Coeliac Disease Research Center, Faculty of Medicine and Health Technology, Tampere University, Tampere, Finland.
Research Programs Unit, Immunobiology, and the Haartman Institute, Department of Molecular Genetics, University of Helsinki, Helsinki, Finland.
J Hum Genet. 2021 Jun;66(6):613-623. doi: 10.1038/s10038-020-00888-5. Epub 2021 Jan 15.
The phenotype of coeliac disease varies considerably for incompletely understood reasons. We investigated whether established coeliac disease susceptibility variants (SNPs) are individually or cumulatively associated with distinct phenotypes. We also tested whether a polygenic risk score (PRS) based on genome-wide associated (GWA) data could explain the phenotypic variation. The phenotypic association of 39 non-HLA coeliac disease SNPs was tested in 625 thoroughly phenotyped coeliac disease patients and 1817 controls. To assess their cumulative effects a weighted genetic risk score (wGRS39) was built, and stratified by tertiles. In our PRS model in cases, we took the summary statistics from the largest GWA study in coeliac disease and tested their association at eight P value thresholds (P) with phenotypes. Altogether ten SNPs were associated with distinct phenotypes after correction for multiple testing (P ≤ 0.05). The TLR7/TLR8 locus was associated with disease onset before and the SH2B3/ATXN2, ITGA4/UBE2E3 and IL2/IL21 loci after 7 years of age. The latter three loci were associated with a more severe small bowel mucosal damage and SH2B3/ATXN2 with type 1 diabetes. Patients at the highest wGRS39 tertiles had OR > 1.62 for having coeliac disease-related symptoms during childhood, a more severe small bowel mucosal damage, malabsorption and anaemia. PRS was associated only with dermatitis herpetiformis (P = 0.2, P = 0.02). Independent coeliac disease-susceptibility loci are associated with distinct phenotypes, suggesting that genetic factors play a role in determining the disease presentation.

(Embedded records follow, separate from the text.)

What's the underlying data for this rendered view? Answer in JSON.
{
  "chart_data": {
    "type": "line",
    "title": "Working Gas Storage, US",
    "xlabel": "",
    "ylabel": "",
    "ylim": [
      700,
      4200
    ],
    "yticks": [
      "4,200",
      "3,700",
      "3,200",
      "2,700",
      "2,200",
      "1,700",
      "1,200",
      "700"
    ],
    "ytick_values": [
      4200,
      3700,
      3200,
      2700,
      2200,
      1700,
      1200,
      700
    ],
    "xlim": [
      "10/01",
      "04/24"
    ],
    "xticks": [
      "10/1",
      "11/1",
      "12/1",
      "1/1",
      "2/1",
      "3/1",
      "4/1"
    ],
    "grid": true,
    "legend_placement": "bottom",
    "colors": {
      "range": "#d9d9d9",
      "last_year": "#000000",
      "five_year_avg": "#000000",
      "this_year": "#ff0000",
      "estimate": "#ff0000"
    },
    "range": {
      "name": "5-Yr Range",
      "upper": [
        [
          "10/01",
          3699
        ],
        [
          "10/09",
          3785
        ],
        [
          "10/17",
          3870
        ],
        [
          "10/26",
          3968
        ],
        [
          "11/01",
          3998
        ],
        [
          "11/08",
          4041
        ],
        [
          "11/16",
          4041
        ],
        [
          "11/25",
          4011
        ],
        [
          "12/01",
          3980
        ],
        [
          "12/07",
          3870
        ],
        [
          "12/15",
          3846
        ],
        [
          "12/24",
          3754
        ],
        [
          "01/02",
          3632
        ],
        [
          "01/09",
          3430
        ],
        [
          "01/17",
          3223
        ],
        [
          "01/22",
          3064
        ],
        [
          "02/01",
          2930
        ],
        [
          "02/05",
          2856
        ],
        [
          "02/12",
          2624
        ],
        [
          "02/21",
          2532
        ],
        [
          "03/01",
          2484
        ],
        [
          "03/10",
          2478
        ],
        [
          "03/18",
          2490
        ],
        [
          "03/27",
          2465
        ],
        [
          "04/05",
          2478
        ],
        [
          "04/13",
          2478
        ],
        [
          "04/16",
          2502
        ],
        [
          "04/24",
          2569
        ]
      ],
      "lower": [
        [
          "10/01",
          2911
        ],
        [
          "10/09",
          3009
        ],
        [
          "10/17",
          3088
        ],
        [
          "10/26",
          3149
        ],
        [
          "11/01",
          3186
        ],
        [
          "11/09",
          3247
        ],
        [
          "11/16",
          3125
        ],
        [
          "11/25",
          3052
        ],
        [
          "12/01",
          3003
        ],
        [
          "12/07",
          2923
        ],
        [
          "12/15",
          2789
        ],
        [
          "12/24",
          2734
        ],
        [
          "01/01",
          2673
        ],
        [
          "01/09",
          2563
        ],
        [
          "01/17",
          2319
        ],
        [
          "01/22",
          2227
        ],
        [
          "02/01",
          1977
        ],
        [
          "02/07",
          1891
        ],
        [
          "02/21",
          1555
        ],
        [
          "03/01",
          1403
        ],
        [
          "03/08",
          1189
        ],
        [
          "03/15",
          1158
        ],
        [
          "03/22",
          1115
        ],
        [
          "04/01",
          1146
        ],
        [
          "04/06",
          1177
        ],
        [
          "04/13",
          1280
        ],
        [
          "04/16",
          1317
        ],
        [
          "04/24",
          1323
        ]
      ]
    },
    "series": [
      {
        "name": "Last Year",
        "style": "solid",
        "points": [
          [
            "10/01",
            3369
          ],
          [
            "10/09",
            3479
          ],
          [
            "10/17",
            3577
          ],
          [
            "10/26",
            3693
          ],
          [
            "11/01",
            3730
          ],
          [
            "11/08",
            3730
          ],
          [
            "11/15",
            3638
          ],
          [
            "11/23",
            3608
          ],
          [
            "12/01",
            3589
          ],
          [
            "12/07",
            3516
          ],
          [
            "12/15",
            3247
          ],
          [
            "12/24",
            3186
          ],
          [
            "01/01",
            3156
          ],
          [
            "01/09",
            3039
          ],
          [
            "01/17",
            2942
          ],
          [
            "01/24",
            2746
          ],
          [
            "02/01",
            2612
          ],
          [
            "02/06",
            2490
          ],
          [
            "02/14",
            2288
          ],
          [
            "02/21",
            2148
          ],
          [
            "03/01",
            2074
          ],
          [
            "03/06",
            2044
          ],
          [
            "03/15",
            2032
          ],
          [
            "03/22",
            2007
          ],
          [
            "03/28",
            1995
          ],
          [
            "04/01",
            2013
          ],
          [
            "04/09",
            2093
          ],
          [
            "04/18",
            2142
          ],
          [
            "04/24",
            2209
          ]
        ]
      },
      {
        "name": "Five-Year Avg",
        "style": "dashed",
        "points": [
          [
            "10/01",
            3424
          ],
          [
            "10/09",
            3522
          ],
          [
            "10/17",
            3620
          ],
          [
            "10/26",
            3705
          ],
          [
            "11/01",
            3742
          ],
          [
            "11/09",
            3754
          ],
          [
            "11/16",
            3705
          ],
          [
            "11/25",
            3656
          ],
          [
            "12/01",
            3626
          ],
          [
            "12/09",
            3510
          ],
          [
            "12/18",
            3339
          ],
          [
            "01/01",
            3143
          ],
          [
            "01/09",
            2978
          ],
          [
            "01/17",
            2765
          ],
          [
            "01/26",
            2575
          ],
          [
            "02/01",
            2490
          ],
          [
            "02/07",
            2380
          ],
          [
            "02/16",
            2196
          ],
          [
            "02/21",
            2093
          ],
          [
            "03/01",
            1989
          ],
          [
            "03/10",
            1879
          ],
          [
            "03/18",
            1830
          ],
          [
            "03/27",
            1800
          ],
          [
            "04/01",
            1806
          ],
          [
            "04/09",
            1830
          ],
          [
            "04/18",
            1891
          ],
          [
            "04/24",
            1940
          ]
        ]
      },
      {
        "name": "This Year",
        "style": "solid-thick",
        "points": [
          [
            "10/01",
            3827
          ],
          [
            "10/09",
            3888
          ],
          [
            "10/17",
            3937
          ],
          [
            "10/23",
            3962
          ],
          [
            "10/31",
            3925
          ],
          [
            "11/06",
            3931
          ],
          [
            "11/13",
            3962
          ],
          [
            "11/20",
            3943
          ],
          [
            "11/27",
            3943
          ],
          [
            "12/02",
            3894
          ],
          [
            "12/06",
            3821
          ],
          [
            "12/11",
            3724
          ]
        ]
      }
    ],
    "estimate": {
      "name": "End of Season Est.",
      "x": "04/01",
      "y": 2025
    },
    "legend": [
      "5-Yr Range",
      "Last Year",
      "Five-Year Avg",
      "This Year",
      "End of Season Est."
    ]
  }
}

Moreover, the increased number of coeliac disease susceptibility SNPs might predispose to a more severe disease course.
由于不完全清楚的原因,乳糜泻的表型存在很大差异。我们研究了已确定的乳糜泻易感性变异(SNP)是否单独或累积与不同的表型相关。我们还测试了基于全基因组关联(GWA)数据的多基因风险评分(PRS)是否可以解释表型变异。在 625 名经过详细表型分析的乳糜泻患者和 1817 名对照中,测试了 39 个非 HLA 乳糜泻 SNP 的表型关联。为了评估它们的累积效应,构建了加权遗传风险评分(wGRS39),并按三分位数分层。在我们的病例 PRS 模型中,我们采用了乳糜泻最大 GWA 研究的汇总统计数据,并在八个 P 值阈值(P)下测试了它们与表型的关联。经过多重检验校正(P≤0.05)后,共有 10 个 SNP 与不同的表型相关。TLR7/TLR8 基因座与疾病发病前相关,SH2B3/ATXN2、ITGA4/UBE2E3 和 IL2/IL21 基因座与 7 岁后相关。后三个基因座与更严重的小肠黏膜损伤相关,SH2B3/ATXN2 与 1 型糖尿病相关。wGRS39 最高三分位数的患者在儿童期发生乳糜泻相关症状、小肠黏膜损伤更严重、吸收不良和贫血的 OR 值>1.62。PRS 仅与疱疹样皮炎相关(P=0.2,P=0.02)。独立的乳糜泻易感性基因座与不同的表型相关,表明遗传因素在决定疾病表现方面发挥作用。此外,增加的乳糜泻易感性 SNP 数量可能会导致更严重的疾病过程。